# Java 3D Object Loader -- Facharbeit



## Bohno (4. Feb 2009)

hey
ich schreibe gerade meine Facharbeit über Java 3D.

ich habe eine 3D Model von einem Lego Stein erstellt und lade das jetzt mit java rein. das Funktioniert auch soweit. mein Problem ist aber, dass dieses Objekt sehr groß dagestellt wird, kann ich dieses in Java kleiner darstellen oder kann ich einfach einstellen das der Betrachter mehr Pixel sehen soll.

also ich will am Schluss ein Programm haben in dem der Benutzer mit Legosteinen eine Objekt bauen kann.

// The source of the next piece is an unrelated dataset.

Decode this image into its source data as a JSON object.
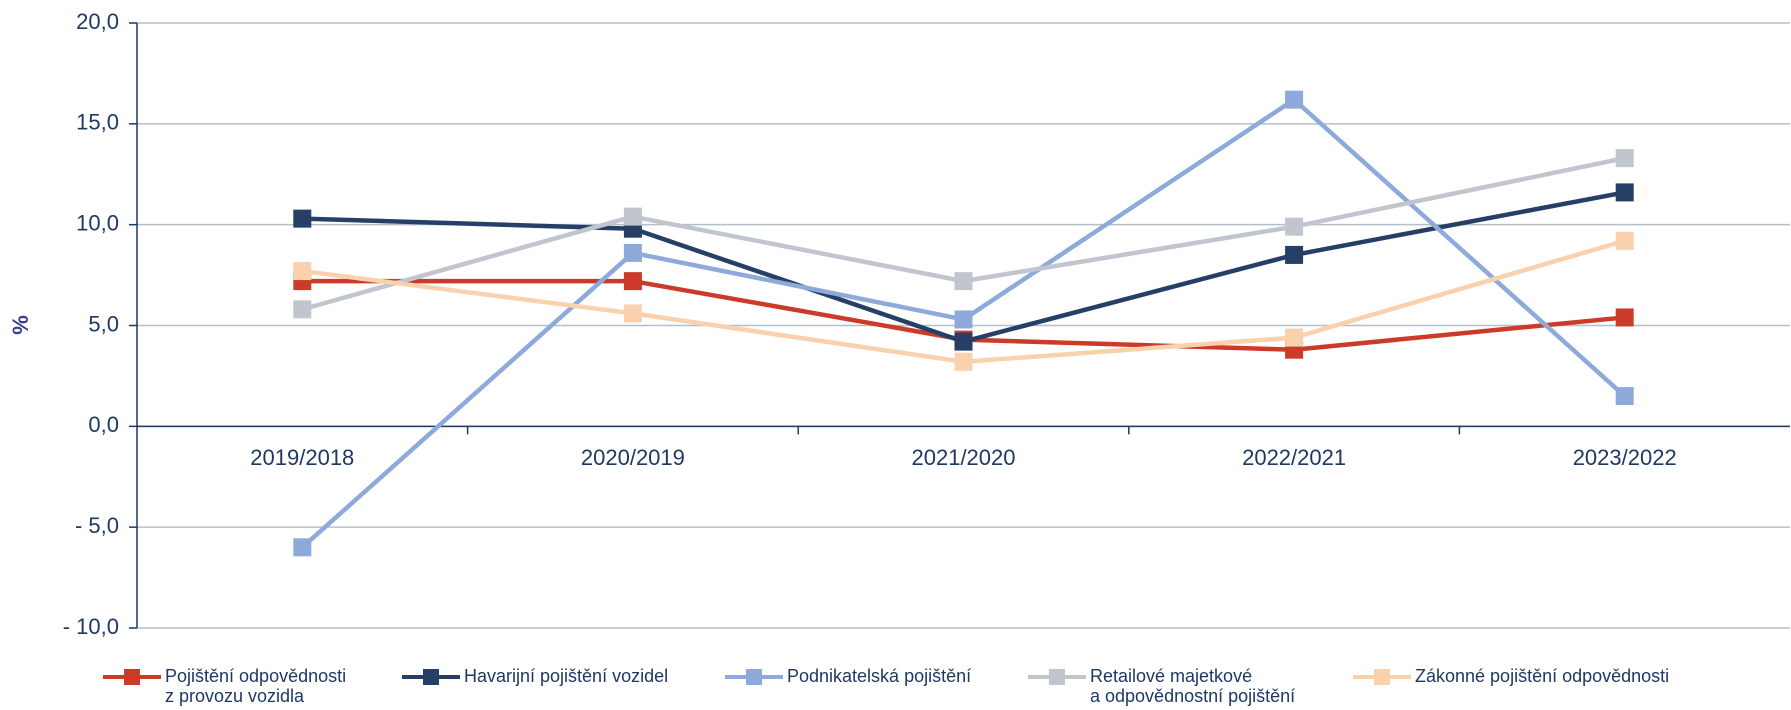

könnt ihr mir helfen oder tipps geben 

mfg und Danke

Bohno


----------



## Developer_X (4. Feb 2009)

also wenn du 
das machen willst, erstmal. du willst also, dass man das folgene Mahcen kann:
Lego lego = new Lego(Größe);
Willst du das?
Also erstmal, die größe vom Block selbst ist kein problem, nur die positionierung von den LegoCylindern und die Größe ist ein Problem, ich würd dir empfehlen, einfach ne Textur drüber zu hauen. oder geht das net?


----------



## Developer_X (4. Feb 2009)

erstmal ich schreibe auch figuren, aber ich mach es nicht so, dass man bei Figuren die Größe einstellen kann, schau dir mal meine FIguren, aus dem Titelspiel Rayman2-The great escape an,
https://java-rayman.dev.java.net/files/documents/9616/125712/file_125712.dat/Wächter.JPG
Also wenn du eine Figur über Java erstellen willst, also den Legostein, dann kannst du das ganz einfach, indem du eine Klasse extends Object erstellst.


----------



## Developer_X (4. Feb 2009)

So wie in diesem Beispiel hier:

```
public class Lego extends Object
{
private Group group;
public Lego()
{
group = new Group();
group.addChild(new Sphere(0.3f,null));
}
public Group getChild()
{
return group();
}
}
```
Und anstatt des Spheres könntest du auch eine TransformGroup adden, die du definiert hast, und an die dann TEile adden, also nur mal so könntest du dann Lego adden, und nur so:

```
TransformGroup TG = new TransformGroup();
TG.addChild(new Lego().getChild());
```
An die Klasse Lego könntest du dann Features einbauen, z.B. Appearances
also:

```
public class Lego extends Object
{
private Group group;
private Appearance app;
public Lego(Appearance appearance)
{
appearance = app;
group = new Group();
group.addChild(new Sphere(0.3f,app));
}
public Group getChild()
{
return group();
}
}
```
Nun könntest du also die Appearance von dem Sphere aus einer anderen Klasse aus
kontrollieren.
Um nun die größe des Spheres zu kontrollieren könntest du z.B. folgendes tun:

```
public class Lego extends Object
{
private Group group;
private Appearance app;
private float a;
public Lego(Appearance appearance, float a2)
{
a2 = f;
appearance = app;
group = new Group();
group.addChild(new Sphere(a,app));
}
public Group getChild()
{
return group();
}
}
```


----------



## Developer_X (4. Feb 2009)

Alles so weit ein kleinen einblick bekommen, ich hoffe, ich konnte helfen, Developer_X


----------



## Bohno (4. Feb 2009)

soe sieht ein Legosteina aus wenn ich ihn reinlade. der ist recht groß xD würde es gehen dass der Betrachter einfach mehr sieht also weiter von dem Stein entfernt ist, denn dadurch würde der Stein ja kleiner werden, oder muss ich ihn kleiner erstellen also Model erstellen.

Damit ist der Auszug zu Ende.